Even though it's slightly more complicated, fiber easily wins the bandwidth battle, and that bandwidth itself could be considered more-reliable. Copper media is arguably more vulnerable to stretching and kinking. Terminations such as RJ45 jacks can be a challenge to install reliably. Fiber is totally non-incendive and is unaffected by radio or electromagnetic interference and crosstalk. If copper switches degrade to 10 MB due to cable issues, we might not detect it. And it's also well-known that copper Cat5 UTP isn't rated to operate at distances of more than 100 meters, even with a clean installation.

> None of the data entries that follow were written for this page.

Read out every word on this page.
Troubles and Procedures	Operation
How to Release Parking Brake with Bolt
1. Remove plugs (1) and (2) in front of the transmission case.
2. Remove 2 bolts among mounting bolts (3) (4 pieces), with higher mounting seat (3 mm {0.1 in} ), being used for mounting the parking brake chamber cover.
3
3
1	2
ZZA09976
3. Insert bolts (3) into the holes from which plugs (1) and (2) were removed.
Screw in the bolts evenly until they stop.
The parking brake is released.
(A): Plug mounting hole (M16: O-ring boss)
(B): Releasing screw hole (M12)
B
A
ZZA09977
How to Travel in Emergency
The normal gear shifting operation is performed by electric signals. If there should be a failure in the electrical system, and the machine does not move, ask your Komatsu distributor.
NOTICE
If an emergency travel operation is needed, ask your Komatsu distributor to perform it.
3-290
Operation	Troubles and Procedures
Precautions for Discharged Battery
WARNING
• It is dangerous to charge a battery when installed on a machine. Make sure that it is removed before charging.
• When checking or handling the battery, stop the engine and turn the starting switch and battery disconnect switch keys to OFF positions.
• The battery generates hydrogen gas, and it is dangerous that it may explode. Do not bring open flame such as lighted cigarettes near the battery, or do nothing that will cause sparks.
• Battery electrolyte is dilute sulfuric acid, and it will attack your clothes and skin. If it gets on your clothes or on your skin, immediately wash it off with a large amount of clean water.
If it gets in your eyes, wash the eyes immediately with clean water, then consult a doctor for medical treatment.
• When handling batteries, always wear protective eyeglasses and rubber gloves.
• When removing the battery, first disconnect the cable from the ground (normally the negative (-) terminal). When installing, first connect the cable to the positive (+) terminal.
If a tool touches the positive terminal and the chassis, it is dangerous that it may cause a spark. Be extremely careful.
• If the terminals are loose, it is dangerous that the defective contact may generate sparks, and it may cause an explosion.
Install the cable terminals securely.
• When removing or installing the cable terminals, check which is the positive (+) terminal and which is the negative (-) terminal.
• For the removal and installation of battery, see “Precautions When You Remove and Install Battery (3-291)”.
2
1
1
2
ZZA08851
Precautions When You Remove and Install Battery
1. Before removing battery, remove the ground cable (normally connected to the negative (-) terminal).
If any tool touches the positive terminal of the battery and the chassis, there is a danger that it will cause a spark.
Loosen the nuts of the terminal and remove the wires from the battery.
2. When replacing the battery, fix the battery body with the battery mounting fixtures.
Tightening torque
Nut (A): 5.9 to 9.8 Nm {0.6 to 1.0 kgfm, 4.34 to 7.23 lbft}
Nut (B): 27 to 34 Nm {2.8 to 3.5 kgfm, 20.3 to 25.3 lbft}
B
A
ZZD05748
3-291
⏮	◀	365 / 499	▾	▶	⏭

How far you can go with fiber is tied to "how fast." Our brethren in the telecommunications industry run almost exclusively single-mode fiber—a more expensive, finer and more precisely manufactured media that can go 200 km and maintain data rates of many gigabits per second without repeaters or amplification. For most of the distances we encounter in industrial networks, multimode fiber is more than adequate.

How far and fast you can go with multimode depends on your media converters (whether external or part of a switch). Some media converters use LEDs to transmit the signal, but converters that use semiconductor lasers not only can transmit farther, but also have higher bandwidth capability. Since these optical transmitters need to traverse the same distance each way, you need the same species for both ends. I've mixed and matched some different vendors' modems for experiments and low priority/low bandwidth networks, but it's also advisable to use uniform network hardware (same species/same vendor) for the most critical parts of the network.

You can find Cat 5 cable and connectors at the local hardware or builder's supply, but you won't find fiberoptic cable or termination kits there. There's a reason for that: Reliable and optimum bandwidth fiber terminations require some specialized skills and an investment in tools and testers. There are some new products that have some promise to make fiber terminations more accessible to novices, but we've used these with mixed success. For the relatively low cost of bringing in someone who terminates fiber for a living—the phone man, for example—it's a good investment.

For comprehensive guidance and checklists for fiber usage and installations, users can consult the Fiber Optics Association online.